Despite compiling some strong numbers, Fedun, 30, could never stick. He shuttled back and forth for five seasons, playing 43 NHL games with three teams, including 34 for the Sabres.
But by earlier this season, he seemed out of the Sabres’ plans.
Thanks to a surfeit of defensemen in Rochester – the Americans had 10 at one point – Fedun sat out some games as a healthy scratch.
“Something had to give there,” Fedun said this afternoon inside KeyBank Center. “It was a point where they had a lot of bodies on D. I had kind of fallen out of the spot where I was playing all the time and would have an opportunity to get called up.”
On Nov. 10, the Sabres traded Fedun to Dallas for a conditional seventh-round pick in 2020.
After playing three times with the Stars’ AHL affiliate in Texas, Dallas, which desperately needed defensemen, recalled him.
“It was perfect timing,” said Fedun, who has scored 49 goals and 179 points in 349 career AHL appearances with four organizations.
When the injured defenders returned, Fedun stayed put. After they added two blue-liners, he kept playing.
Fedun has been in Dallas since Nov. 22. While the Princeton graduate will sit out tonight’s game, he has compiled three goals and 10 points in 43 NHL games this season.
“It’s been awesome,” Fedun said. “I’ve been saying 30’s the new 25 for me.”
How valuable has Fedun been to Dallas? Stars coach Jim Montgomery said Fedun and defensemen Miro Heiskanen and Roman Polak “really saved our season.”
“What allows Taylor to be so effective for us is his hockey sense, his compete and his understanding positionally of how we want to play,” Montgomery said. “And he’s a great teammate in the locker room.”
Of course, leaving Rochester, where Fedun spent most of the 2016-17 and 2017-18 seasons, was tough. The city is close to his heart. His wife, Katie, is still living there as she completes her nursing degree at the University of Rochester.

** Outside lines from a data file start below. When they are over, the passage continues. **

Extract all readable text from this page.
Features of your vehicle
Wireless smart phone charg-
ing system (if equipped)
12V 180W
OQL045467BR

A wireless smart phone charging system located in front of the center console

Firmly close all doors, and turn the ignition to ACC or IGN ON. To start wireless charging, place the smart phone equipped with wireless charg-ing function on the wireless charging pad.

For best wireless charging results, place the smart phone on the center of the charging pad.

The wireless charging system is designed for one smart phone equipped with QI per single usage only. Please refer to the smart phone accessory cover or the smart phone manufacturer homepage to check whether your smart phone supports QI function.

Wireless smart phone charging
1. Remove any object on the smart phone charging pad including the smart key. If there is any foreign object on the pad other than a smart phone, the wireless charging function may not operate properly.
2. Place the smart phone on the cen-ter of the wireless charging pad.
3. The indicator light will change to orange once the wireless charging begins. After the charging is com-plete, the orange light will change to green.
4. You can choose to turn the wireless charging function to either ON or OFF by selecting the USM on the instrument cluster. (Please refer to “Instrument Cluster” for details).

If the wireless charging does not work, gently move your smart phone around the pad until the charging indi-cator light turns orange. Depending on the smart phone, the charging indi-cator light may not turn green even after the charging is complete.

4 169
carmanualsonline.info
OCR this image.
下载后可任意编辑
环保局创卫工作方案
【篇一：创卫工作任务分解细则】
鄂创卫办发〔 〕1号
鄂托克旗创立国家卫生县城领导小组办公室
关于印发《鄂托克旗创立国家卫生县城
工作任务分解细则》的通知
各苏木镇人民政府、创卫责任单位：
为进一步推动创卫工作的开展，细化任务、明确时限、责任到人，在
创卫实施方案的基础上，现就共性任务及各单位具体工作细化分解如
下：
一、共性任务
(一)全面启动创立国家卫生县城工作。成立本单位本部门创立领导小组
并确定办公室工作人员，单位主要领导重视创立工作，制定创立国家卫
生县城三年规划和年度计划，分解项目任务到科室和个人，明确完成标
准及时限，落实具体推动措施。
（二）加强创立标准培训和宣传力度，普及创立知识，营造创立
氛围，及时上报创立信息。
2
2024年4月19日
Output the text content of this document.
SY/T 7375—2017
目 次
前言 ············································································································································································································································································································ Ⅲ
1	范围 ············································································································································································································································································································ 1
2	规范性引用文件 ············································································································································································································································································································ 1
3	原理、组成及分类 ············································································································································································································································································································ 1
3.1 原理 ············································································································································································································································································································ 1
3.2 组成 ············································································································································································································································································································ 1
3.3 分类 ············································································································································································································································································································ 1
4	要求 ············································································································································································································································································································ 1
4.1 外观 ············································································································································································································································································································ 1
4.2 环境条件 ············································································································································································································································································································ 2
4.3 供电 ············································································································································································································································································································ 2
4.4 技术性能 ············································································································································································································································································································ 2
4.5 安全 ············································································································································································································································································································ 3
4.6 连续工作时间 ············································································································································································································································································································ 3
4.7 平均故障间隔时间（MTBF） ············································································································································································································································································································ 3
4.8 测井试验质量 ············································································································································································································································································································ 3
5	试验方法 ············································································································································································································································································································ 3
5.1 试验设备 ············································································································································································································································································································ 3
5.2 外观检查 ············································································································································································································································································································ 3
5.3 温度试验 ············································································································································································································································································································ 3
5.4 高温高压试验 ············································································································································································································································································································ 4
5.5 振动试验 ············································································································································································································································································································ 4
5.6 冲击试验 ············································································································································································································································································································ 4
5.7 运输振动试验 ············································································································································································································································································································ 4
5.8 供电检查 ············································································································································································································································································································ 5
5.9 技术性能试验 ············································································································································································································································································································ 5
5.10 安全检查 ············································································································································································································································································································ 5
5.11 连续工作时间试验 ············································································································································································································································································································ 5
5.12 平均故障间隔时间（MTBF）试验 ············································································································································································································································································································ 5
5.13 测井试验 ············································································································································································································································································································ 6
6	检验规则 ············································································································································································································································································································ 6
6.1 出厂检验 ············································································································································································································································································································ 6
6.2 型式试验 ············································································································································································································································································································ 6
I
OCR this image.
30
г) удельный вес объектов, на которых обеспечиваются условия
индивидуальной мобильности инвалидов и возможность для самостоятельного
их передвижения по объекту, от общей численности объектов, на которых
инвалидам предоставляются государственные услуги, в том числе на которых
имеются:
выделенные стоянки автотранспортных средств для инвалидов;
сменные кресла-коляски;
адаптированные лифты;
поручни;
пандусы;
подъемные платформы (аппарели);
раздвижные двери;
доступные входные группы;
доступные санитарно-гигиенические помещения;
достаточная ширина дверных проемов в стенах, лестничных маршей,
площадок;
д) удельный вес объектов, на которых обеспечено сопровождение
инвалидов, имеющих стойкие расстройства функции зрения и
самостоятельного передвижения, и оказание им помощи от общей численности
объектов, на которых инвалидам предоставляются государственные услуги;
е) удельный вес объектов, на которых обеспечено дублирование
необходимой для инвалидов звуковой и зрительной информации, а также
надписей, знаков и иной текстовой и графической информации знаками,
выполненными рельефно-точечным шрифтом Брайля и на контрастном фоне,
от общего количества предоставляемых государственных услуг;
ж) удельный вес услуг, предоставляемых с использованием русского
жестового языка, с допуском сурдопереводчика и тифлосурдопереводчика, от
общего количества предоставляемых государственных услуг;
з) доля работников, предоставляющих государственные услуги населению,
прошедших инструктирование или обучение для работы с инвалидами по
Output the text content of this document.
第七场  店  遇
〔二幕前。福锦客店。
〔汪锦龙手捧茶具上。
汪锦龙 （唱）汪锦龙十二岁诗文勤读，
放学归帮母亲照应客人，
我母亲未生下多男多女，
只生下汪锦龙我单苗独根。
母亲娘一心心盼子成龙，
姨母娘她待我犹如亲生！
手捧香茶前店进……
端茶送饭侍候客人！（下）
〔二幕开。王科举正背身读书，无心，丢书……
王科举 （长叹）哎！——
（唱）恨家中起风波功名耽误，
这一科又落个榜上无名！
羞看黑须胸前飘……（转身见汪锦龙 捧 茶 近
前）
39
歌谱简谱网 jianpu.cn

The couple made a lot of close friends and felt settled. Fedun said he “loved” the coaching staff and his teammates with the Amerks.
“(I liked) literally everything about the situation except for the fact that I wasn’t getting an opportunity,” Fedun said.
Now, Fedun feels like he has finally found a home.
“From a career standpoint,” Fedun said, “it’s been unbelievable.”